De la mousse blanche moisit les pierres de taille ; vous en avez le visage bar­bouillé; votre pié­ti­nement dans l’herbe mouillée de neige finit par vous tremper d’écla­bous­sures jusqu’à la taille ; vous poursuivez votre progression, le front contre le mur, et faites le tour du bâtiment. Cette po­sition qui vous assu­re une certaine protection – ne plus ris­quer de croiser le regard d’un infirmier – cependant ne per­met pas d’agir très vite pour quitter la cour de l’asile.

Vous réfléchissez, le front contre le mur.

Il y a un singulier silence derrière vous.

Bientôt, en avançant, le front collé au mur, vous avez l’impression que quel­que chose d’étranger est agrippé à votre nuque et la cha­touille, l’agace. Ça ne peut plus du­rer, de faire l’autruche, comme si de ne pas regarder per­mettait de n’être pas vue.

Vous sentez un souffle mouillé sur votre crâne.

Vous faites volte-face.

L’Ogre vous regarde, les yeux agrandis, comme si vous étiez le diable lui-même, puis il rit, d’un petit rire fou qui ne passe pas les yeux

– Alors ? Ton pot de beurre ?

 

Vous étalez vos bras au mur, vous ap­puyez de tout votre corps, vous em­brassez le mur et vous sem­blez chu­cho­ter à l’intention du mur.

On pourrait me croire en Enfer, lui dites-vous.

Vous y avez réfléchi, cest peu probable, vous n’avez fait que du bien dans votre vie – à si peu d’erreurs près !

On pourrait aussi bien vous imagi­ner le front ra­clant contre un mur mou et blanc, les yeux er­rants, dans une cel­lule ca­piton­née, à parler à toute vi­tesse, à déblaté­rer, san­glé dans votre camisole de force, la cour­roie tirant en arrière vos épaules …

 

Des zones de votre pensée se gri­sent, s’effilochent, se dé­font.

Votre voix qui murmure au secours est gelée.

Blanche.

Un blanc sur une carte géogra­phique d’autrefois.
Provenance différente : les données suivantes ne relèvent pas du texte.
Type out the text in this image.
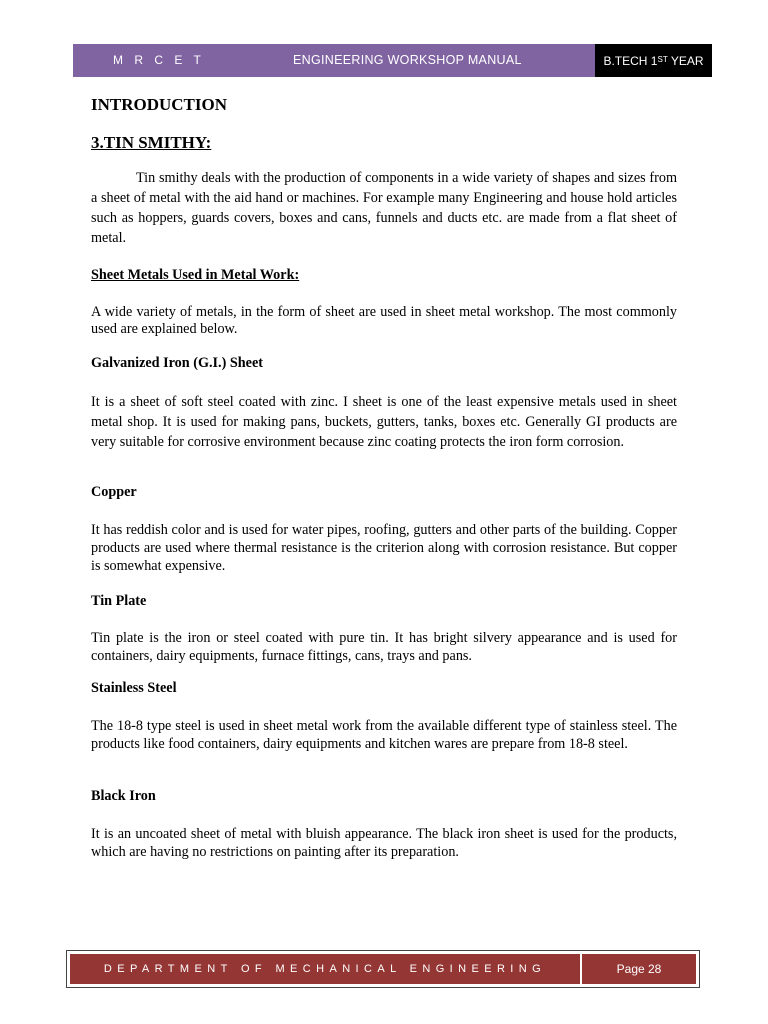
M R C E T	ENGINEERING WORKSHOP MANUAL	B.TECH 1ST YEAR
INTRODUCTION
3.TIN SMITHY:

Tin smithy deals with the production of components in a wide variety of shapes and sizes from a sheet of metal with the aid hand or machines. For example many Engineering and house hold articles such as hoppers, guards covers, boxes and cans, funnels and ducts etc. are made from a flat sheet of metal.

Sheet Metals Used in Metal Work:

A wide variety of metals, in the form of sheet are used in sheet metal workshop. The most commonly used are explained below.

Galvanized Iron (G.I.) Sheet

It is a sheet of soft steel coated with zinc. I sheet is one of the least expensive metals used in sheet metal shop. It is used for making pans, buckets, gutters, tanks, boxes etc. Generally GI products are very suitable for corrosive environment because zinc coating protects the iron form corrosion.

Copper

It has reddish color and is used for water pipes, roofing, gutters and other parts of the building. Copper products are used where thermal resistance is the criterion along with corrosion resistance. But copper is somewhat expensive.

Tin Plate

Tin plate is the iron or steel coated with pure tin. It has bright silvery appearance and is used for containers, dairy equipments, furnace fittings, cans, trays and pans.

Stainless Steel

The 18-8 type steel is used in sheet metal work from the available different type of stainless steel. The products like food containers, dairy equipments and kitchen wares are prepare from 18-8 steel.

Black Iron

It is an uncoated sheet of metal with bluish appearance. The black iron sheet is used for the products, which are having no restrictions on painting after its preparation.

DEPARTMENT OF MECHANICAL ENGINEERING	Page 28
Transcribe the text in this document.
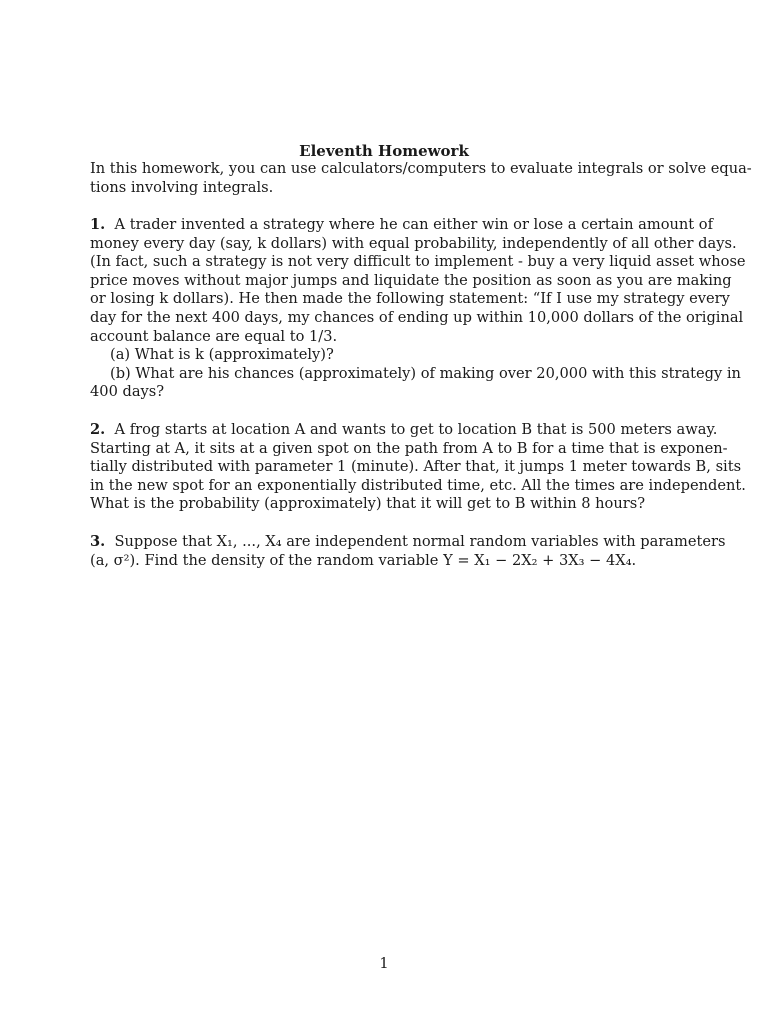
Eleventh Homework
In this homework, you can use calculators/computers to evaluate integrals or solve equa-
tions involving integrals.
1. A trader invented a strategy where he can either win or lose a certain amount of
money every day (say, k dollars) with equal probability, independently of all other days.
(In fact, such a strategy is not very difficult to implement - buy a very liquid asset whose
price moves without major jumps and liquidate the position as soon as you are making
or losing k dollars). He then made the following statement: “If I use my strategy every
day for the next 400 days, my chances of ending up within 10,000 dollars of the original
account balance are equal to 1/3.
(a) What is k (approximately)?
(b) What are his chances (approximately) of making over 20,000 with this strategy in
400 days?
2. A frog starts at location A and wants to get to location B that is 500 meters away.
Starting at A, it sits at a given spot on the path from A to B for a time that is exponen-
tially distributed with parameter 1 (minute). After that, it jumps 1 meter towards B, sits
in the new spot for an exponentially distributed time, etc. All the times are independent.
What is the probability (approximately) that it will get to B within 8 hours?
3. Suppose that X₁, ..., X₄ are independent normal random variables with parameters
(a, σ²). Find the density of the random variable Y = X₁ − 2X₂ + 3X₃ − 4X₄.
1
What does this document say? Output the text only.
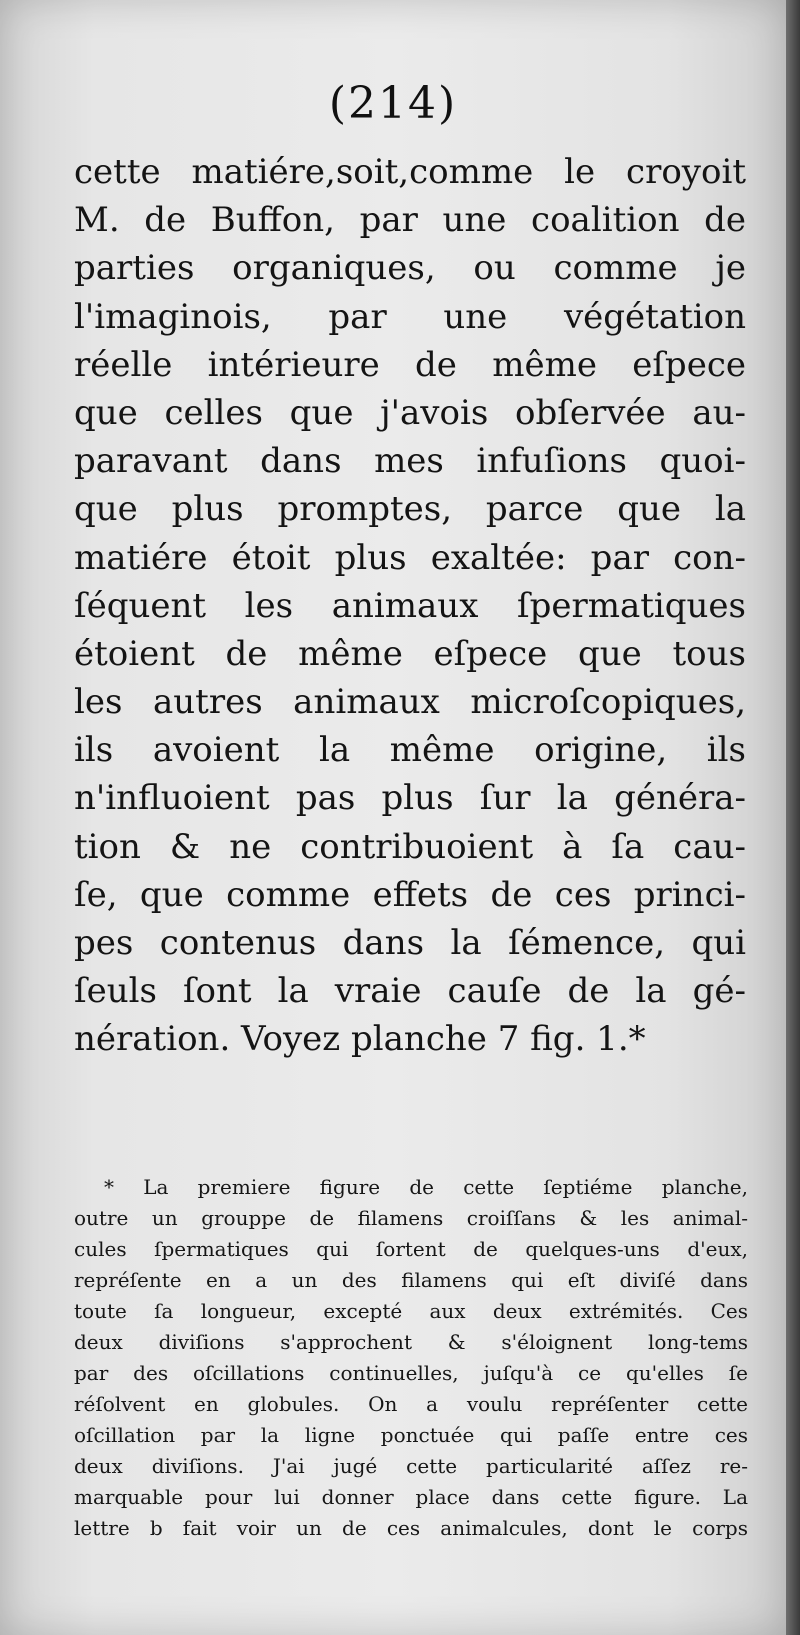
(214)
cette matiére,soit,comme le croyoit
M. de Buffon, par une coalition de
parties organiques, ou comme je
l'imaginois, par une végétation
réelle intérieure de même eſpece
que celles que j'avois obſervée au-
paravant dans mes infuſions quoi-
que plus promptes, parce que la
matiére étoit plus exaltée: par con-
ſéquent les animaux ſpermatiques
étoient de même eſpece que tous
les autres animaux microſcopiques,
ils avoient la même origine, ils
n'influoient pas plus ſur la généra-
tion & ne contribuoient à ſa cau-
ſe, que comme effets de ces princi-
pes contenus dans la ſémence, qui
ſeuls ſont la vraie cauſe de la gé-
nération. Voyez planche 7 fig. 1.*
* La premiere figure de cette ſeptiéme planche,
outre un grouppe de filamens croiſſans & les animal-
cules ſpermatiques qui ſortent de quelques-uns d'eux,
repréſente en a un des filamens qui eſt diviſé dans
toute ſa longueur, excepté aux deux extrémités. Ces
deux diviſions s'approchent & s'éloignent long-tems
par des oſcillations continuelles, juſqu'à ce qu'elles ſe
réſolvent en globules. On a voulu repréſenter cette
oſcillation par la ligne ponctuée qui paſſe entre ces
deux diviſions. J'ai jugé cette particularité aſſez re-
marquable pour lui donner place dans cette figure. La
lettre b fait voir un de ces animalcules, dont le corps
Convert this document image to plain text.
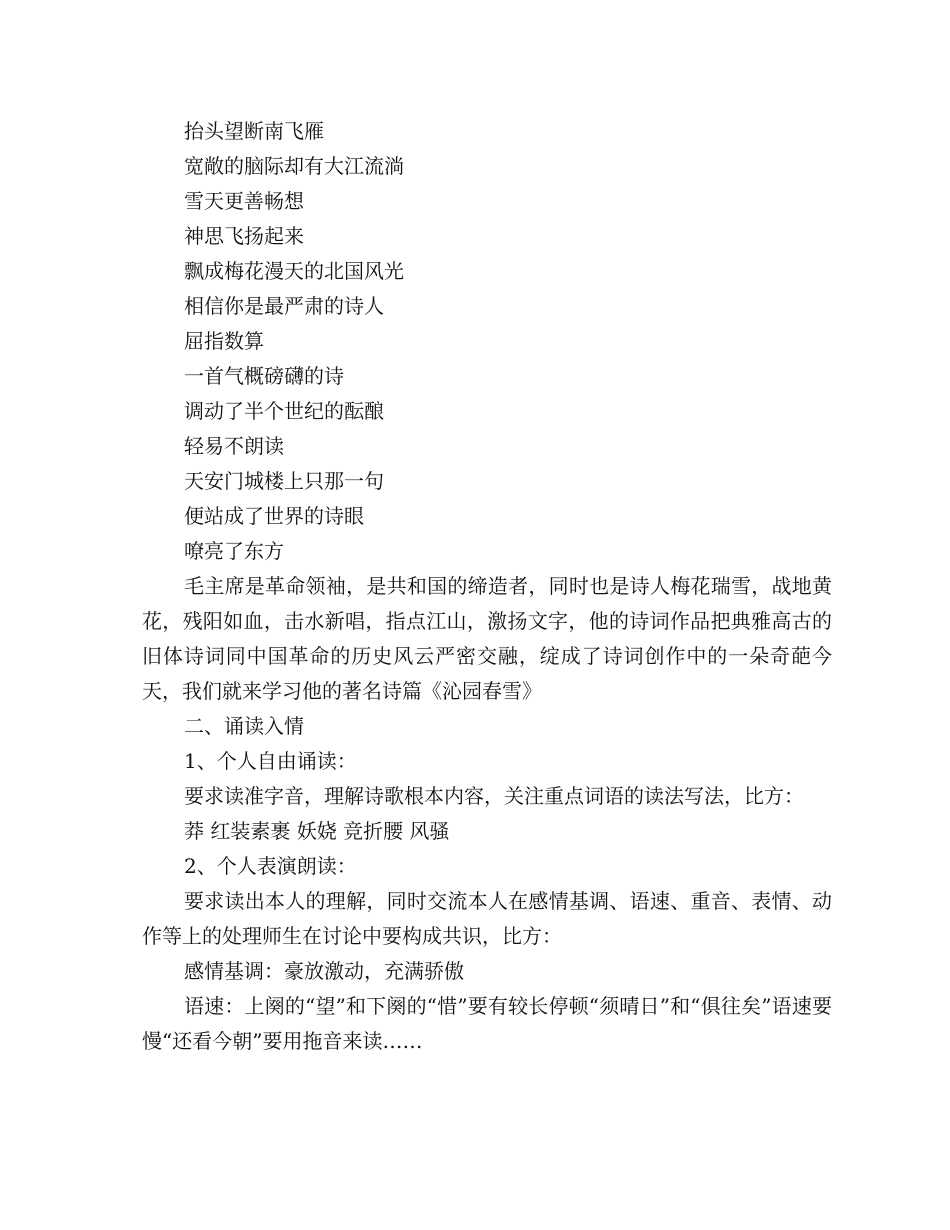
抬头望断南飞雁
宽敞的脑际却有大江流淌
雪天更善畅想
神思飞扬起来
飘成梅花漫天的北国风光
相信你是最严肃的诗人
屈指数算
一首气概磅礴的诗
调动了半个世纪的酝酿
轻易不朗读
天安门城楼上只那一句
便站成了世界的诗眼
嘹亮了东方

毛主席是革命领袖，是共和国的缔造者，同时也是诗人梅花瑞雪，战地黄花，残阳如血，击水新唱，指点江山，激扬文字，他的诗词作品把典雅高古的旧体诗词同中国革命的历史风云严密交融，绽成了诗词创作中的一朵奇葩今天，我们就来学习他的著名诗篇《沁园春雪》

二、诵读入情
1、个人自由诵读：

要求读准字音，理解诗歌根本内容，关注重点词语的读法写法，比方：

莽 红装素裹 妖娆 竞折腰 风骚
2、个人表演朗读：

要求读出本人的理解，同时交流本人在感情基调、语速、重音、表情、动作等上的处理师生在讨论中要构成共识，比方：

感情基调：豪放激动，充满骄傲

语速：上阕的“望”和下阕的“惜”要有较长停顿“须晴日”和“俱往矣”语速要慢“还看今朝”要用拖音来读……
Vous frottez votre visage pour vous assurer de sa consis­tance, du bout de vos doigts joints, avec minutie.

Vous les reti­rez couverts d’encre.

Ou de sang.

Mais si c’est le cas, oh, si c’est le cas, vous ne déses­pérez pas de mourir.

 

À moins que ce soit ça la cachette, la bonne couleur,

ce chef-d’œuvre de subtilité, le lieu où vous serez à l’abri, dans l’œil du typhon, ce jardin

en atten­dant que vos problèmes se réorga­nisent autre­ment.

 

Il n’y a plus qu’une mesure à prendre – une me­sure sans nom.

Un acte que rien ne devrait jamais nommer.

Vous placez dans son réceptacle la cartouche blanche, cette somme de toutes les couleurs, vous actionnez le pistolet à pein­ture en rafale,

 

                         partout, 

                                                par­tout,

                                                                     

                                                                                       et vous tom­bez comme par    

                                        une trappe

                                          

                                                          à travers

                                                               

 

 

 

[fin]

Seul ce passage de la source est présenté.